Diseases such as typhoid fever, or a sharp local lung-trouble like pneumonia, really do make these minute changes approximate in abruptness to death. You weigh, let us say, one hundred and eighty pounds, and you drop in three weeks of a fever to one hundred and thirty pounds. The rest of you is dead. You have lost, as men say, fifty pounds, but your debt to disease, or to the blunders of civilization, for it is a case of creditor behind creditor, is paid. Your capital is much diminished, but you have come out of the trial with an amazing renovation of energy. This is the happy convalescence of the wholesome man. The other, the unlucky, fellow, does not get as safely through the cleansing bankruptcy of disease. The vicious, unlucky, or gouty grandfather appears on the books of that court in mysterious ways; his sins are pathologically visited on his child's child in this time of testing strain.

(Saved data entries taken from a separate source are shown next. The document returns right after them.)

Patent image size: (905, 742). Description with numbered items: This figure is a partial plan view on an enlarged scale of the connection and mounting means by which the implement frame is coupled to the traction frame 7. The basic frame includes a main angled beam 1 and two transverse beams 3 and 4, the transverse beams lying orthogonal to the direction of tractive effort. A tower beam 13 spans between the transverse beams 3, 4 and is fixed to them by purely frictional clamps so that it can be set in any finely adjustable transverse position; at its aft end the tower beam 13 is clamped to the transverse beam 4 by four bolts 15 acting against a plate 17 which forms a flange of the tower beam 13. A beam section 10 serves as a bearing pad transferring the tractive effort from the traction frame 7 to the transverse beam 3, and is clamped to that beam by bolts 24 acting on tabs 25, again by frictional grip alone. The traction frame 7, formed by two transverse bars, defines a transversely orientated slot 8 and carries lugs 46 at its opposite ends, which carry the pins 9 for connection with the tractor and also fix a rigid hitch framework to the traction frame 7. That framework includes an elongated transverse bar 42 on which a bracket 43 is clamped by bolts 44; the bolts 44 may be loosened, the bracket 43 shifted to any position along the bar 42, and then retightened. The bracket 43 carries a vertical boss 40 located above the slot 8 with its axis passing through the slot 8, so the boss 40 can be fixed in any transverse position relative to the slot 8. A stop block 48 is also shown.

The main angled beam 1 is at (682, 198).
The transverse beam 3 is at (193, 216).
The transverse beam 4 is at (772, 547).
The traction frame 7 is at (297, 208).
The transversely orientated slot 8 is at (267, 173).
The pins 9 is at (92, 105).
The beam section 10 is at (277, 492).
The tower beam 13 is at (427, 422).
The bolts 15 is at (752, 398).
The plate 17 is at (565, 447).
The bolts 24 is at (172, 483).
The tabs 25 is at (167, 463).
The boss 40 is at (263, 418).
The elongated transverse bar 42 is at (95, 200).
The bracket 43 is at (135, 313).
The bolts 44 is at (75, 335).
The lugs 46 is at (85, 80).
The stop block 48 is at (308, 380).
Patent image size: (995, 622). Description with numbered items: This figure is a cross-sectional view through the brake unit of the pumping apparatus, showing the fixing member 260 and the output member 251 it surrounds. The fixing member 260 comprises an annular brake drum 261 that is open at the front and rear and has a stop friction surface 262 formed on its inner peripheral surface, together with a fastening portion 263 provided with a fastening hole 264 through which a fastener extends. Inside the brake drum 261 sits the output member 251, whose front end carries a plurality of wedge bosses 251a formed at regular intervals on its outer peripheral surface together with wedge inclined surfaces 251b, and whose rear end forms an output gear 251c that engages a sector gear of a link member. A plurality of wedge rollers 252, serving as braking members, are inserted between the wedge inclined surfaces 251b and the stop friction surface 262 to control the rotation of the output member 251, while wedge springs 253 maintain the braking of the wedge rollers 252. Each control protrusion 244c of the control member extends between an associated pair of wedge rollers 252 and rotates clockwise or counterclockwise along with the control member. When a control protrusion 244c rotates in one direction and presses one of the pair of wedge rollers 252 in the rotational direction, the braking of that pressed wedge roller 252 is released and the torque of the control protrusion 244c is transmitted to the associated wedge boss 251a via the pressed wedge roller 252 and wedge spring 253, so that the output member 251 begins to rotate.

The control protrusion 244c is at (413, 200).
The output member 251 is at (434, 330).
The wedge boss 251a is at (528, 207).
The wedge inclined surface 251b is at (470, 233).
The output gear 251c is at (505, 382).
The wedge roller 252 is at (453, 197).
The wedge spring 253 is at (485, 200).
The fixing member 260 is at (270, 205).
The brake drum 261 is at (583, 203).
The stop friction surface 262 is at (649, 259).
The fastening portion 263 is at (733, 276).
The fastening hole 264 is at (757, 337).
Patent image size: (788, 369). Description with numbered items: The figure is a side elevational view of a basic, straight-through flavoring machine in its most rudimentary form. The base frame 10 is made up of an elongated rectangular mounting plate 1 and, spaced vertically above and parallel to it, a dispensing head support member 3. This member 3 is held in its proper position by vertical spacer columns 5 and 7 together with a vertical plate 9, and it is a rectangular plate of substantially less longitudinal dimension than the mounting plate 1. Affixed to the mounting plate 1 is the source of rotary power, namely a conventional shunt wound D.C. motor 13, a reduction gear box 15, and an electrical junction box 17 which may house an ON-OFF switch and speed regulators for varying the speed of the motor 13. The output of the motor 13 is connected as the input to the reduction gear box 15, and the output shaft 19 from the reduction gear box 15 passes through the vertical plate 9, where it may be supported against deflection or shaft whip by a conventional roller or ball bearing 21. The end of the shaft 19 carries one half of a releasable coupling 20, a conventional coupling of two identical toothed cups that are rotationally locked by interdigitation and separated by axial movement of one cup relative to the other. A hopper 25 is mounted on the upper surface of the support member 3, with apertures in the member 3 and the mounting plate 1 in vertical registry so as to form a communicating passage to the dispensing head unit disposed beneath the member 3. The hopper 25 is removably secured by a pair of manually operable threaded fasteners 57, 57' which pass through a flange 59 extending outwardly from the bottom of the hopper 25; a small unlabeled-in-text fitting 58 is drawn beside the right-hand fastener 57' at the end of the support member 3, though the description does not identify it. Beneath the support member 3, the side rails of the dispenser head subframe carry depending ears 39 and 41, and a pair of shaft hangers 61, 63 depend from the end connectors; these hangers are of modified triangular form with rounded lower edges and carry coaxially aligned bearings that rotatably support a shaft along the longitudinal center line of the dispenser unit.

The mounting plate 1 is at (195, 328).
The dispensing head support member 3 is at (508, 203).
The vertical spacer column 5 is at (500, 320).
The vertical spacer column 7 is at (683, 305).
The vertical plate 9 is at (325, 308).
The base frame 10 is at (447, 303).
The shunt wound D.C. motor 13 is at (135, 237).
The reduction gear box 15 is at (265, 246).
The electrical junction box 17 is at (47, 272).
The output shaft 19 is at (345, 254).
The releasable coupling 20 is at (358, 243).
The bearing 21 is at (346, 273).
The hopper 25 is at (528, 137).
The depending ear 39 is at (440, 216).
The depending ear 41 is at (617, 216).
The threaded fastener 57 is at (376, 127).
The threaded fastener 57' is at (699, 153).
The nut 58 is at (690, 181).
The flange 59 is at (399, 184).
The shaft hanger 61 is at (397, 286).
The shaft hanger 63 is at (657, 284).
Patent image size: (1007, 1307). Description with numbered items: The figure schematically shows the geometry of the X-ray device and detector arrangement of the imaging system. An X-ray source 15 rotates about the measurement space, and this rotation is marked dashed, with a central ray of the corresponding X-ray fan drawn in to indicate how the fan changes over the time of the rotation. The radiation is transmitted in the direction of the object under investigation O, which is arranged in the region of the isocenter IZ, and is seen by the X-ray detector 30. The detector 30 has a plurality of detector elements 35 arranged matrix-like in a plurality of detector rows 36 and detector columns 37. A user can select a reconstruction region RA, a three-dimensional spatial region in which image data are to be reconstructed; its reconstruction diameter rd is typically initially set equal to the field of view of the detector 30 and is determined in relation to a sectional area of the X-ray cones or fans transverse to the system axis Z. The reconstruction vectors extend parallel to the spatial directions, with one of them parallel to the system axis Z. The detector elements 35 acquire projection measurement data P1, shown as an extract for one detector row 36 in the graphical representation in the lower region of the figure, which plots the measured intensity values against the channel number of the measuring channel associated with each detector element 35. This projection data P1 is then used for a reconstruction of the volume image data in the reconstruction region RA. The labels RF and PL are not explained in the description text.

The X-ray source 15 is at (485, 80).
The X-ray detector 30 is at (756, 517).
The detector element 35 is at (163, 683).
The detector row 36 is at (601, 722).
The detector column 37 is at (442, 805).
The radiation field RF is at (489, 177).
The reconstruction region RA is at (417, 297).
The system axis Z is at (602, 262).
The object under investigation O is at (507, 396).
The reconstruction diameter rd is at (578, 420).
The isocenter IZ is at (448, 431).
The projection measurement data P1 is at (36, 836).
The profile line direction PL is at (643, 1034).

In the happy rush towards useful health, of a convalescence undisturbed by drawbacks, it is pleasant to think, as one lies mending, of the good day to come when my friend, recovering from typhoid or smallpox, shall send for his legal adviser and desire him as usual to bring suit against the city for damages and loss of time.

A little girl coughed in my face a hideous breath of membraneous decay. I felt at once a conviction of having been hit. Two days later I was down with her malady. She herself and two more of her family owed their disease to the overflow of a neighbor's cesspool, and to them--poor, careless folk--Death dealt out a yet sterner retribution. There was a semi-civilized community beyond both. Should one go to law about it and test the matter of ultimate responsibility?

The amiability of convalescence is against it. One feels at peace with all the world, and so lies still, and reflects, "like souls that balance joy and pain," as to whether, on the whole, the matter has not had its valuable side. Certainly it has brought experiences not otherwise attainable.